A Child Who Doesn’t Listen — and the Mother Who Keeps Paying for It

This morning I woke up with the same thought I fell asleep with:

I’m tired of cleaning up messes I didn’t make.

There’s a different kind of exhaustion that comes from raising a child who hears every word you say but listens to none of it. The kind of kid who will look you dead in your face, nod like they understand, and then walk straight into the exact situation you warned them about — like your words were just background noise.

And then there’s me.

The mother who hates asking for help.

The mother who will drag herself through fire before she lets anyone see her sweat.

The mother who ends up knee‑deep in her child’s chaos, holding everything together with a shaky hand and a clenched jaw.

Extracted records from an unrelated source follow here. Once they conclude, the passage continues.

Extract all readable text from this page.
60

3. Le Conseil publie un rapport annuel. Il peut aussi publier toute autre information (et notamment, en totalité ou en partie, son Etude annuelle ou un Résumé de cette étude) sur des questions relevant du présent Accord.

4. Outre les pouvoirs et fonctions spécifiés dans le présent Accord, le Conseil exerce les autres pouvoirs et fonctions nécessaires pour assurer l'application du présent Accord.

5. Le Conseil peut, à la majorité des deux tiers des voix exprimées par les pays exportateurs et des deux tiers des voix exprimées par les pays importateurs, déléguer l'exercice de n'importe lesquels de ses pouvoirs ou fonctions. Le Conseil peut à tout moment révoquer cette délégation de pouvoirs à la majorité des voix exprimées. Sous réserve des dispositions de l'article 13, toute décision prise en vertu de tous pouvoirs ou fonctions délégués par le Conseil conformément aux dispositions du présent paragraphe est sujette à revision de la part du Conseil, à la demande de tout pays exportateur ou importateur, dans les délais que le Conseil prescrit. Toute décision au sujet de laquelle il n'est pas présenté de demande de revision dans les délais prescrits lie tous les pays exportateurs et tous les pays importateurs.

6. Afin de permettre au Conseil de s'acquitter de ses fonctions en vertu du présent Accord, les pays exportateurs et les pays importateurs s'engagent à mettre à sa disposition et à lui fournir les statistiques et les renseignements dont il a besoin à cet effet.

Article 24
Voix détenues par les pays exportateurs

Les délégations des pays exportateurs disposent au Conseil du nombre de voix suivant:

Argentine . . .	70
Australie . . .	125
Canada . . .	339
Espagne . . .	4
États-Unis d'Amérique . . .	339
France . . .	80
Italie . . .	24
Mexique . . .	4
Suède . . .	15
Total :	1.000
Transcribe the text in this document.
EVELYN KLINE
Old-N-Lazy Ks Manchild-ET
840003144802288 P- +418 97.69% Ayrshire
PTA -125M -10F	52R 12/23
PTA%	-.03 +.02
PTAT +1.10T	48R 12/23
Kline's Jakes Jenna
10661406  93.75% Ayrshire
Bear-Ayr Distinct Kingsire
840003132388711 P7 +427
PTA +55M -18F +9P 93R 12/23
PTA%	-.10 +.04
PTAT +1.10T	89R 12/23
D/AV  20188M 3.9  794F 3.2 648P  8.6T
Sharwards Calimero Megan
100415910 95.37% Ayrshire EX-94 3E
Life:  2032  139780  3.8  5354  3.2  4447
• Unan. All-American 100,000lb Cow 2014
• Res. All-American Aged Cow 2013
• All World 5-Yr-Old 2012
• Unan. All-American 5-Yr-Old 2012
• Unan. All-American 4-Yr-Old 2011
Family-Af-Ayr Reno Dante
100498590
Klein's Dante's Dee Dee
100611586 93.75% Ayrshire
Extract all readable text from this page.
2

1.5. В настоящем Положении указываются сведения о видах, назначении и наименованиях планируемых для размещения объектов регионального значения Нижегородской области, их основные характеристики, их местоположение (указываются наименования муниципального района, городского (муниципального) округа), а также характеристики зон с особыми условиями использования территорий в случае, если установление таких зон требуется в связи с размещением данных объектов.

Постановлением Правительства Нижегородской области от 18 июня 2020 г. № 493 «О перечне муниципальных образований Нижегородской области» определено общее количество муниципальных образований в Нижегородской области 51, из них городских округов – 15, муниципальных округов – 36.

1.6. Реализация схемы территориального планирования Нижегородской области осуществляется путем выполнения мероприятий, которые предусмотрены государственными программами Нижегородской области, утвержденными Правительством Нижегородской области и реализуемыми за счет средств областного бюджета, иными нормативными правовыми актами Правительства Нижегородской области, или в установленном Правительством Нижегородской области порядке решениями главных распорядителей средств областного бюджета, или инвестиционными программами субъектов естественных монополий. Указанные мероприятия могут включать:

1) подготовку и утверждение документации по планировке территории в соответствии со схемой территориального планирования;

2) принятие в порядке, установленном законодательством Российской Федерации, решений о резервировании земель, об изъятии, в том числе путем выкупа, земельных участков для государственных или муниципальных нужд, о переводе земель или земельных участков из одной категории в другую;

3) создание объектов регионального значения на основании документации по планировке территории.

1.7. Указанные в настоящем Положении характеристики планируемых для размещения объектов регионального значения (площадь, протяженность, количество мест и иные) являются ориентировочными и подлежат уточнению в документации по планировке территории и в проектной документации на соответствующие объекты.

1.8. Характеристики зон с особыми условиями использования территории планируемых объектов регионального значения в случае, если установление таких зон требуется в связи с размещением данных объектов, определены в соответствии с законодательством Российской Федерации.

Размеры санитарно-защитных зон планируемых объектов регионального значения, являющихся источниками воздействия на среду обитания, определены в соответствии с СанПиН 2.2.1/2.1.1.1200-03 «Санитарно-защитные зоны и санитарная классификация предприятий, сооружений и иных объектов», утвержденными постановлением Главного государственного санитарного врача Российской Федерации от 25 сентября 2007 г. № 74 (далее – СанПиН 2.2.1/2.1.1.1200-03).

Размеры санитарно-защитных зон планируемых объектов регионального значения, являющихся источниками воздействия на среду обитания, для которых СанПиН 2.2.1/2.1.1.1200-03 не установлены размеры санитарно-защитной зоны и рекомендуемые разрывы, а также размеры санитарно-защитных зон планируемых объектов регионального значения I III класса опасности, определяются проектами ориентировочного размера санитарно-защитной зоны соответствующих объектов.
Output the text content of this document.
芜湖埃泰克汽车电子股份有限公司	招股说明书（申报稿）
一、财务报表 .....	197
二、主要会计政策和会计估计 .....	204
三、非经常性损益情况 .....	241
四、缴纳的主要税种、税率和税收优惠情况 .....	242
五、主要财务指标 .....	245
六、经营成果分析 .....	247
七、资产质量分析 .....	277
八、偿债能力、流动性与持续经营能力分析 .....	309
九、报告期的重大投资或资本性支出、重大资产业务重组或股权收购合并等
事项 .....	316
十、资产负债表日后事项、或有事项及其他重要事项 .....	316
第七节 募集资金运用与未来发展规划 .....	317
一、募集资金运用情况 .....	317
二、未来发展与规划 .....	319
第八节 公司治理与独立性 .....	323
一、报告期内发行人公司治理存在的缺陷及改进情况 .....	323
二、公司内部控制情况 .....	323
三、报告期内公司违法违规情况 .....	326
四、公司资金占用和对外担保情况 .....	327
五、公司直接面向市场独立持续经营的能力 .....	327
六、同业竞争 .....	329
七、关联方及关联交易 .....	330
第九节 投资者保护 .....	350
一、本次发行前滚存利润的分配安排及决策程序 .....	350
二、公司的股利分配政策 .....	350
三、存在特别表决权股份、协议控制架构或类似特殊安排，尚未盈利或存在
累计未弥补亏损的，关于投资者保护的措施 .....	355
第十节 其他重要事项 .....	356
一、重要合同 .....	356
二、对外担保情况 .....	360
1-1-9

Yesterday broke something in me.

Not my love — that’s unshakeable.

But my patience.

My silence.

My habit of pretending I’m fine when I’m drowning.

I was overwhelmed.

Angry.

Tired in a way sleep doesn’t fix.

And when I sat down to write, nothing came out.

Not because I didn’t have anything to say — but because I had too much.

Too much noise.

Too much frustration.

Too much weight on my shoulders that nobody else even knew I was carrying.

But this morning?

I’m writing from the other side of that storm.

Still tired.

Still frustrated.

But finally honest about the load I’ve been dragging behind me.

Motherhood is loud.

Kids are louder.

But the loudest thing of all is the truth we don’t say out loud:

I need help.

Not because I’m weak.

Not because I’m failing.

But because I’m human.

And sometimes being human means admitting that the strongest people in the house get tired too.

Today, I’m choosing honesty over pretending.

I’m choosing to say the thing I never say:

I can’t keep carrying everything alone — especially not the things that aren’t mine.